Abstract

HIV-1 protease (HIV-1 PR) is an essential enzyme for the replication process of its virus, and therefore considered an important target for the development of drugs against the acquired immunodeficiency syndrome (AIDS). Our previous study shows that the catalytic mechanism of subtype B/C-SA HIV-1 PR follows a one-step concerted acyclic hydrolysis reaction process using a two-layered ONIOM B3LYP/6-31++G(d,p) method. This present work is aimed at exploring the proposed mechanism of the proteolysis catalyzed by HIV-1 PR and to ensure our proposed mechanism is not an artefact of a single theoretical technique. Hence, we present umbrella sampling method that is suitable for calculating potential mean force (PMF) for non-covalent ligand/substrate-enzyme association/dissociation interactions which provide thermodynamic details for molecular recognition.
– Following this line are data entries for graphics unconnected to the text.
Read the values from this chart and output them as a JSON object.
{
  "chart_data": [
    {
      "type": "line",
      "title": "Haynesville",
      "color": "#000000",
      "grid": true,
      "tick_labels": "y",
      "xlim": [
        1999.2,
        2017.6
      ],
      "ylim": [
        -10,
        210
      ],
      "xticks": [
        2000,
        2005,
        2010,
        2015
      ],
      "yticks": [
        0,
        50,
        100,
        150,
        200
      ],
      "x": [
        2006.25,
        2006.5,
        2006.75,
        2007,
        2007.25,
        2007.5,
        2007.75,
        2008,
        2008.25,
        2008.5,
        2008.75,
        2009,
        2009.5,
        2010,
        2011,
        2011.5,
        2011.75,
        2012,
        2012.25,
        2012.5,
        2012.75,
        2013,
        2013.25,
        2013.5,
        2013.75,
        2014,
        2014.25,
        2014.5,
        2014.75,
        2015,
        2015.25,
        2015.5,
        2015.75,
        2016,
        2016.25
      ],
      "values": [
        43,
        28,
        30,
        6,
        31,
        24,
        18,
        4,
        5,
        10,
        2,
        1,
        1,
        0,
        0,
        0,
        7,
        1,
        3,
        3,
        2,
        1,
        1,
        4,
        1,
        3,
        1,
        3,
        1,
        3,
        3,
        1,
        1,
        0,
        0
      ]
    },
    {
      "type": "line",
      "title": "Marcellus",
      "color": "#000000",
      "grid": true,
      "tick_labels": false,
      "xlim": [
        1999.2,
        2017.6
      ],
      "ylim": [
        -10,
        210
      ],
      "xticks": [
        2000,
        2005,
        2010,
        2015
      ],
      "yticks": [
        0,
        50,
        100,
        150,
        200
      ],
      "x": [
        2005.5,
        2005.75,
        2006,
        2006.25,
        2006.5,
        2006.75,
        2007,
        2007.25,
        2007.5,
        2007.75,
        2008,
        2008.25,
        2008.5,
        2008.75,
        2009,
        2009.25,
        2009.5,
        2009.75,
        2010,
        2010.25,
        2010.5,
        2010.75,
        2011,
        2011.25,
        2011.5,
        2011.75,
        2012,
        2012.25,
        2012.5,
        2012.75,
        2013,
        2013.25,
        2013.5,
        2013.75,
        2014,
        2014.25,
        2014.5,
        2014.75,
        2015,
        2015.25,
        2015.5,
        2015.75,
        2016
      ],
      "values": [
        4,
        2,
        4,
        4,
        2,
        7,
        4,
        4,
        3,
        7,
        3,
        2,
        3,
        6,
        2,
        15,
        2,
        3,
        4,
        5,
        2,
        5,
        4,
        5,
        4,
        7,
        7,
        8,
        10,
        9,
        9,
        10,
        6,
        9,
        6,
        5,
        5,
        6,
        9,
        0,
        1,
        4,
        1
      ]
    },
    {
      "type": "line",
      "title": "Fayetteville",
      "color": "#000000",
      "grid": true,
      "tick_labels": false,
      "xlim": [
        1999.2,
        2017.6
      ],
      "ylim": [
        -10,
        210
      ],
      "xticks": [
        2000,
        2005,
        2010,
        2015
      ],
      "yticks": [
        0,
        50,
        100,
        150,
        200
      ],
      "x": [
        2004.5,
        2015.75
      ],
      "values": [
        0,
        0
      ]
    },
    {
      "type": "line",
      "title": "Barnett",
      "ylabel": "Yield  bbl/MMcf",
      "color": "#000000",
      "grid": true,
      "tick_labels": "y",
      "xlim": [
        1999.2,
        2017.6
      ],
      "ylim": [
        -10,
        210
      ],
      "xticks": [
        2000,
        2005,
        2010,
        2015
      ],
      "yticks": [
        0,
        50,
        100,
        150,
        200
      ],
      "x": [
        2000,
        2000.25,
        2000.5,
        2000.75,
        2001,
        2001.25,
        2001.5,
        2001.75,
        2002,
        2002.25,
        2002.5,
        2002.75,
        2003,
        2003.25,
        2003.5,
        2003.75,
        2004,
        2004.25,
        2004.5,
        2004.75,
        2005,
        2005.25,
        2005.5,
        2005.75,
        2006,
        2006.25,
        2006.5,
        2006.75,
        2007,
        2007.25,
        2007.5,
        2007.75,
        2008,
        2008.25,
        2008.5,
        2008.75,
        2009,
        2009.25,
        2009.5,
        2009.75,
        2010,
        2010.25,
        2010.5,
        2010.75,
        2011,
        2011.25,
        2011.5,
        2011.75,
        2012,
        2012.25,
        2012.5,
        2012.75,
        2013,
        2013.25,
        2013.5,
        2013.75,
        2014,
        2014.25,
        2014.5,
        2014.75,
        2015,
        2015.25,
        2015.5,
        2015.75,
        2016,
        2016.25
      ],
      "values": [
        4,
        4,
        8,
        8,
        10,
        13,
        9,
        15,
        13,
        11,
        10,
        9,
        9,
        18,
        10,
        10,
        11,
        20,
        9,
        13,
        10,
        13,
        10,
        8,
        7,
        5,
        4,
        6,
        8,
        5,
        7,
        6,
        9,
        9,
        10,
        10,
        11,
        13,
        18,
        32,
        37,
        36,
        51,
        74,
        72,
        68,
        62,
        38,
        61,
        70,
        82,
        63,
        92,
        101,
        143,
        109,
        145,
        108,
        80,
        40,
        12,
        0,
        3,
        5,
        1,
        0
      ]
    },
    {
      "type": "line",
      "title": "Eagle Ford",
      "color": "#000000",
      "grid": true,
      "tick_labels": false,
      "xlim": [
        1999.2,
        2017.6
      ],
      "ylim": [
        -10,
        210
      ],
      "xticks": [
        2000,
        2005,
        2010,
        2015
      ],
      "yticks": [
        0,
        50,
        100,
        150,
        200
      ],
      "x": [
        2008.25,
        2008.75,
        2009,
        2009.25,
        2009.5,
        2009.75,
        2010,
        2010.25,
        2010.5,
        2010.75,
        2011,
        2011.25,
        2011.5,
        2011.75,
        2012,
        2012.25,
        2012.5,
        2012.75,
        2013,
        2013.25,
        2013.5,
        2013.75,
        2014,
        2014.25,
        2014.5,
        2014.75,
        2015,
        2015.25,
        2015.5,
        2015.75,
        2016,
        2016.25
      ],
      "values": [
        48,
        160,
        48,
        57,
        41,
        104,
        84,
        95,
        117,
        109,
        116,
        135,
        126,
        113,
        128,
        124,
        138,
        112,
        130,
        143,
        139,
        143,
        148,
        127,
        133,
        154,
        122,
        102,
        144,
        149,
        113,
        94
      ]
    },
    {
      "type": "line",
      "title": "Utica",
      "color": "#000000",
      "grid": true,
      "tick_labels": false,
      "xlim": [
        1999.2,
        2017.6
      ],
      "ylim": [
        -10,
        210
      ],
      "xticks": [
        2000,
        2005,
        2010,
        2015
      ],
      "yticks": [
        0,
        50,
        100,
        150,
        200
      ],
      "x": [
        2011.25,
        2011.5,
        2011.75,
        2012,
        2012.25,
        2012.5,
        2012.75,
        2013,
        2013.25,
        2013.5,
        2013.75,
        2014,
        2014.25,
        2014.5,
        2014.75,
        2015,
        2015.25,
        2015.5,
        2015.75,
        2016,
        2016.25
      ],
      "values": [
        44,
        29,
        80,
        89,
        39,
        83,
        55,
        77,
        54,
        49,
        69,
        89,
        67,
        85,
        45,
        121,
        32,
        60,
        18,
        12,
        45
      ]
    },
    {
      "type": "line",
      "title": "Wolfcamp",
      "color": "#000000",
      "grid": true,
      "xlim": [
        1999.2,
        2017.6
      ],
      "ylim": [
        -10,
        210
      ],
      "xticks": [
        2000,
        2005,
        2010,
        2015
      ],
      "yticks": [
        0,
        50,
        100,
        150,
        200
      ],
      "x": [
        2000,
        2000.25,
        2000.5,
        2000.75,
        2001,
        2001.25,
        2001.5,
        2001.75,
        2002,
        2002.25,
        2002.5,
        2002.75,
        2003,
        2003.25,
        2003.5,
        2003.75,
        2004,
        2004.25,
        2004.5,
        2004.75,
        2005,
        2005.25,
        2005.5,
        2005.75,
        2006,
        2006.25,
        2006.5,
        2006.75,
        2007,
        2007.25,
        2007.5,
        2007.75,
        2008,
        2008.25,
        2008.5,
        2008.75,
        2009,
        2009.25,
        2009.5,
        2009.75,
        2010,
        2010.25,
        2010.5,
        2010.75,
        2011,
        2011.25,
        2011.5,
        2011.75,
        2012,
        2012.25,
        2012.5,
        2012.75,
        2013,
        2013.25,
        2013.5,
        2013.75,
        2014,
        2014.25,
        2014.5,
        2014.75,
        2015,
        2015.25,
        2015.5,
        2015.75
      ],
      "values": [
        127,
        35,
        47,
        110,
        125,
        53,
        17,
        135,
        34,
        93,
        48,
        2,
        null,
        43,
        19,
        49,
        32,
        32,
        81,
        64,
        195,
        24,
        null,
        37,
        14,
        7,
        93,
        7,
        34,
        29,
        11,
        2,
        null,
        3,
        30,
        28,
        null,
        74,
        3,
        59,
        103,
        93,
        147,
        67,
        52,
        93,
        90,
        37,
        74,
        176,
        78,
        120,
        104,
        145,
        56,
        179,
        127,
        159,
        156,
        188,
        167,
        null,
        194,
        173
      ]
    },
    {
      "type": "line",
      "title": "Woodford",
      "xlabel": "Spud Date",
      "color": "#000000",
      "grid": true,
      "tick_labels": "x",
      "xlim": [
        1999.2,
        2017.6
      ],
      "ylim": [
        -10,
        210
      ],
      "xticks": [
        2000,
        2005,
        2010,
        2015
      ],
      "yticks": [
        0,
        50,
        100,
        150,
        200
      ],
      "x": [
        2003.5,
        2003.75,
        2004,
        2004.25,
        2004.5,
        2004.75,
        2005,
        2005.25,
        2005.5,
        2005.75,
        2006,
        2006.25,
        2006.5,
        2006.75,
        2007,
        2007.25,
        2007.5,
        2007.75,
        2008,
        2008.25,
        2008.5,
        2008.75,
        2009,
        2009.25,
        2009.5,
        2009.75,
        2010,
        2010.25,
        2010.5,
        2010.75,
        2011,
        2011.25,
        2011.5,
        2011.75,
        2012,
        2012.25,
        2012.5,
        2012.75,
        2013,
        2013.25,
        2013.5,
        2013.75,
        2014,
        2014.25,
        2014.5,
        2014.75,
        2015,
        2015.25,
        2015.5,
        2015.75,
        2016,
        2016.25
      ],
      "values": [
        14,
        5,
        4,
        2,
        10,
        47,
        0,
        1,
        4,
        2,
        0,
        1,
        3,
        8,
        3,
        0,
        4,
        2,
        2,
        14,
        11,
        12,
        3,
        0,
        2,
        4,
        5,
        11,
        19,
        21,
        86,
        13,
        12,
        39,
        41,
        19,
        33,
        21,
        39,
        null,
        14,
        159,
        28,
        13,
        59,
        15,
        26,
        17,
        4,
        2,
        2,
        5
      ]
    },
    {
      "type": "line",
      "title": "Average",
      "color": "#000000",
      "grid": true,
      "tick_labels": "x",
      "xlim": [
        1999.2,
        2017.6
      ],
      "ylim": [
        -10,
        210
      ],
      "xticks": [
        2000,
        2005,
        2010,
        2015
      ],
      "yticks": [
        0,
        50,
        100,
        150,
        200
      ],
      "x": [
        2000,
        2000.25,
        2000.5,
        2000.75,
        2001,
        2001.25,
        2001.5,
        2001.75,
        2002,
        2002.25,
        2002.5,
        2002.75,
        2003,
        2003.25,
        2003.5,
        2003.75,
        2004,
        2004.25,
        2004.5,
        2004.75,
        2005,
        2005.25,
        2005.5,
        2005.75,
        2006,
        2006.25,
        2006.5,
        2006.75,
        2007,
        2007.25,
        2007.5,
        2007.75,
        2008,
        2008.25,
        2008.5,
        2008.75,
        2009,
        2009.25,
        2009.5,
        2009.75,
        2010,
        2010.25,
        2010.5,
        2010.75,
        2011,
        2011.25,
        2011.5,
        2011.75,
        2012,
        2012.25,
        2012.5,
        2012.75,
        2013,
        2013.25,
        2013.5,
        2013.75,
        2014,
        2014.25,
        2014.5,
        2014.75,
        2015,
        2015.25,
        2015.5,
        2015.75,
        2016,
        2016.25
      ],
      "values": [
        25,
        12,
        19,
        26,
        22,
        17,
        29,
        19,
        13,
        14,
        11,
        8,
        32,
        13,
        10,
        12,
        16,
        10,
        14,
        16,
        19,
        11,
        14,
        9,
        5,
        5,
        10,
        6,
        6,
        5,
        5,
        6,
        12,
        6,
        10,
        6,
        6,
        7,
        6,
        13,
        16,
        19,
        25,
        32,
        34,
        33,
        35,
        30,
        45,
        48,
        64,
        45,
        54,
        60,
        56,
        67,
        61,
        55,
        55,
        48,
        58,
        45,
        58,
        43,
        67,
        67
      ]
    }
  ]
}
The free activation energy results were computed in terms of PMF analysis within the hybrid QM(DFTB)/MM approach. The theoretical findings suggest that the proposed mechanism corresponds in principle with experimental data. Given our observations, we suggest that the QM/MM MD method can be used as a reliable computational technique to rationalize lead compounds against specific targets such as the HIV-1 protease.

摘要

HIV-1 蛋白酶 (HIV-1 PR) 是其病毒复制过程中必不可少的酶，因此被认为是开发针对获得性免疫缺陷综合征 (AIDS) 的药物的重要目标。我们之前的研究表明，亚型 B/C-SA HIV-1 PR 的催化机制遵循使用两层 ONIOM B3LYP/6-31++G(d,p) 方法的一步协同无环水解反应过程。目前的工作旨在探索 HIV-1 PR 催化的蛋白水解的拟议机制，并确保我们提出的机制不是单一理论技术的产物。因此，我们提出了适用于计算非共价配体/底物-酶结合/解离相互作用的潜在平均力 (PMF) 的伞形采样方法，该方法为分子识别提供了热力学细节。自由活化能结果是根据混合 QM(DFTB)/MM 方法中的 PMF 分析计算的。理论研究结果表明，所提出的机制原则上与实验数据一致。鉴于我们的观察，我们建议 QM/MM MD 方法可用作可靠的计算技术，以合理化针对特定目标（如 HIV-1 蛋白酶）的先导化合物。